The daily business briefing: December 21, 2022
Musk says he'll resign as Twitter CEO after finding a successor, a federal regulator fines Wells Fargo $1.7 billion, and more
Musk says he will resign as Twitter CEO once he finds a replacement
Elon Musk said Tuesday he will step down as Twitter CEO as soon as he finds a successor, "someone foolish enough to take the job." The announcement came two days after he conducted a poll on the social media site asking his 122 million Twitter followers to vote on whether he should resign. Fifty-seven percent responded "yes." Musk completed his $44 billion purchase of Twitter in October, promising to make it a haven for absolute free speech. Since then, he has faced a backlash over unpopular content moderation policies, including brief suspensions of several high-profile journalists. In announcing his plan to find a new CEO, he tweeted that after he resigns he "will just run the software & servers teams."

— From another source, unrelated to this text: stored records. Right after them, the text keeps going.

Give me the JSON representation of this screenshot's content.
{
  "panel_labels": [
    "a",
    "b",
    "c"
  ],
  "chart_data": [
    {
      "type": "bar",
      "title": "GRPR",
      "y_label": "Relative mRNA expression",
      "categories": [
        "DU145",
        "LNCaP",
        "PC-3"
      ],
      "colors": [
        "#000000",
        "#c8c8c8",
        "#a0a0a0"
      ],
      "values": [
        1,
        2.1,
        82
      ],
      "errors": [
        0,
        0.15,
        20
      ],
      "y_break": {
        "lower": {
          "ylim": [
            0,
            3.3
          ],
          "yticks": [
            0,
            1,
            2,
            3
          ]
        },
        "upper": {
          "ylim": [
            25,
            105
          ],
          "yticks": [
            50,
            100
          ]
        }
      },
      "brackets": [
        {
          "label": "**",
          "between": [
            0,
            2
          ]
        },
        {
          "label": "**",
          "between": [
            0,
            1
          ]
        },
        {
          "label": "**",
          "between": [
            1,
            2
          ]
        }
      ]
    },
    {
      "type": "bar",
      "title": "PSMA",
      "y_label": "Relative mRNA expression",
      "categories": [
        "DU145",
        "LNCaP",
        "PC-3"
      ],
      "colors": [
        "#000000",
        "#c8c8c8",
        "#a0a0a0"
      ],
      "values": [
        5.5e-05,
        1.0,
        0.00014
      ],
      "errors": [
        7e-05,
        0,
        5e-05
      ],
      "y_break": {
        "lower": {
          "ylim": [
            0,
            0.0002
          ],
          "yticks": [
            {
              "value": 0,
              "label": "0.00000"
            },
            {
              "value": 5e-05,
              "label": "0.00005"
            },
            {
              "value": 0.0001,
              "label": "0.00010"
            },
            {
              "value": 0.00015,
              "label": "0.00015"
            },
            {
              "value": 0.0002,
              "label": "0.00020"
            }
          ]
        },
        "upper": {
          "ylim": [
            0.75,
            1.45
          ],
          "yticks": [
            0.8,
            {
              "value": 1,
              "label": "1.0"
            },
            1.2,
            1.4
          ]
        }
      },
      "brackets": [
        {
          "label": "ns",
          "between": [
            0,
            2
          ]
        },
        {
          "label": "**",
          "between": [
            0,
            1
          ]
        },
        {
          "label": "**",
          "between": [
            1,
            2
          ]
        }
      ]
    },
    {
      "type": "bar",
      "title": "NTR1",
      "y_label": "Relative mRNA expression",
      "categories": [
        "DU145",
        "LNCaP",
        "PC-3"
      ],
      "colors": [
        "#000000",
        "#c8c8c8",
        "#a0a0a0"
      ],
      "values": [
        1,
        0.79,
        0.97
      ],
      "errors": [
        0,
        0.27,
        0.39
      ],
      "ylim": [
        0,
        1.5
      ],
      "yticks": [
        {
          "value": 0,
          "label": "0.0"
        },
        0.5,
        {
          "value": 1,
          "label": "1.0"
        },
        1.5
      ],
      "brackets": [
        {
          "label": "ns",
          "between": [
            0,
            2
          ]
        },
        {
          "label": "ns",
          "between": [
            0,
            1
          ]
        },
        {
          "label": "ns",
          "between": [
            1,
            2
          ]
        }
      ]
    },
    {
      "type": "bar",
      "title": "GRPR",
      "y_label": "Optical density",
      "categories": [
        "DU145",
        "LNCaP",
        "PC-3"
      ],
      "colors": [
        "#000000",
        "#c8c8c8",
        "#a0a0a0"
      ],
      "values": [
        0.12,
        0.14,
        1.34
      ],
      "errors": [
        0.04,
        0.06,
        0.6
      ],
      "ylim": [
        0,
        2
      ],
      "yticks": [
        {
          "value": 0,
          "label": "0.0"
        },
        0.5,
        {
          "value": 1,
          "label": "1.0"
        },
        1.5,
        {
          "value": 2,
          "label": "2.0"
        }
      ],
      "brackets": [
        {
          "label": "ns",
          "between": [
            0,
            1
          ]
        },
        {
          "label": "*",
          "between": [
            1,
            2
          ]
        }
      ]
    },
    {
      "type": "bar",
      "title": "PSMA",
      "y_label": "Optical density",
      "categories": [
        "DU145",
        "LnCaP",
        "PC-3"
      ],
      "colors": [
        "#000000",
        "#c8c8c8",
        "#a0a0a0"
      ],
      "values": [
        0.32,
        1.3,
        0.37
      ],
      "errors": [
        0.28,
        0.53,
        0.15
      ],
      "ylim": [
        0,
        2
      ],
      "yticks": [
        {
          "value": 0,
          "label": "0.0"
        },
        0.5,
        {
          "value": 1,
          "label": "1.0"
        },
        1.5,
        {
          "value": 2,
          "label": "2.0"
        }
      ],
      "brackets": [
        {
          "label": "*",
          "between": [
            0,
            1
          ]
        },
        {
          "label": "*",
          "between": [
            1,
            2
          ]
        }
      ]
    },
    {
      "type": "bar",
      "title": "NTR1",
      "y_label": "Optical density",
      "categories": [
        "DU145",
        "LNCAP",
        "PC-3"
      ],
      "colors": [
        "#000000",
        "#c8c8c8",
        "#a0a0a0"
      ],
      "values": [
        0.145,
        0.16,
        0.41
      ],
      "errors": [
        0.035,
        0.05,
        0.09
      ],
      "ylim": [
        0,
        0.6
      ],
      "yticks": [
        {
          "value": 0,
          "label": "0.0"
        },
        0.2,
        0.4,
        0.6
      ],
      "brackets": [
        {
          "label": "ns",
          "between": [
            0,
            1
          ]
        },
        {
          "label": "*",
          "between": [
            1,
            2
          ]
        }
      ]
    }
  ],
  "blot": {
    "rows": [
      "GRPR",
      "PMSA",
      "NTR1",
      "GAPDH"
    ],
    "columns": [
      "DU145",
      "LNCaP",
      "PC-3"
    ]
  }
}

Regulator fines Wells Fargo $1.7 billion
The Consumer Financial Protection Bureau on Tuesday fined Wells Fargo a record $1.7 billion for "widespread mismanagement" that hurt the holders of more than 16 million consumer accounts over several years. The regulator said the bank misapplied loan payments, illegally repossessed vehicles, foreclosed on homes when it shouldn't have, and charged unexpected overdraft fees, among other "illegal activity." The CFPB also ordered Wells Fargo provide more than $2 billion in compensation to affected customers. "Wells Fargo's rinse-repeat cycle of violating the law has harmed millions of American families," CFPB director Rohit Chopra said in a statement.
Sam Bankman-Fried signs forms ahead of extradition to U.S. on fraud charges
Disgraced FTX founder Sam Bankman-Fried on Tuesday signed legal papers setting the stage for his extradition from the Bahamas to the United States to face fraud charges related to the implosion of his cryptocurrency exchange, Bahamian jails chief Doan Clear told Reuters. A court will hold a hearing on the case Wednesday. Bankman-Fried, 30, has admitted to management failures at FTX, but denied any criminal acts. He was arrested last week in the Bahamas, where FTX is based, after a New York grand jury indicted him on allegations of stealing customer funds to cover losses at his crypto hedge fund, Alameda Research.
Stock futures gain after Wall Street breaks 4-day losing streak
U.S. stock futures rose early Wednesday, putting Wall Street on track to extend its gains after snapping a four-day losing streak on Tuesday. Futures tied to the Dow Jones Industrial Average and the S&P 500 were up 0.7 percent and 0.5 percent, respectively, at 6:30 a.m. ET. Nasdaq futures were up 0.4 percent. Nike shares jumped 12 percent after the athletic shoe and apparel maker reported quarterly earnings and revenue that beat expectations. FedEx shares were up 4.7 percent after the package delivery company exceeded consensus per-share earnings estimates. The Dow and the S&P 500 gained 0.3 percent and 0.1 percent, respectively, on Tuesday after the Bank of Japan raised its cap on Japanese government bond yields. The tech-heavy Nasdaq was flat.
USPS switching to electric mail trucks
The U.S. Postal Service will buy 66,000 electric mail-delivery vehicles by 2028, Biden administration officials and Postmaster General Louis DeJoy announced Tuesday. Under the plan, all new USPS vehicles will be electric starting in 2026. USPS currently operates the federal government's largest — and oldest — fleet of vehicles. Most mail trucks are 30 years old, lack air conditioning and airbags, and get a gas-guzzling 8.2 miles per gallon. DeJoy, a GOP donor appointed during the Trump administration, faced criticism from the Biden administration after unveiling a plan in 2021 to replace the Postal Service's 217,000 aging vehicles with 90 percent gas-powered trucks. President Biden has pushed to transition the federal government to all-electric vehicles by 2035 to reduce climate emissions.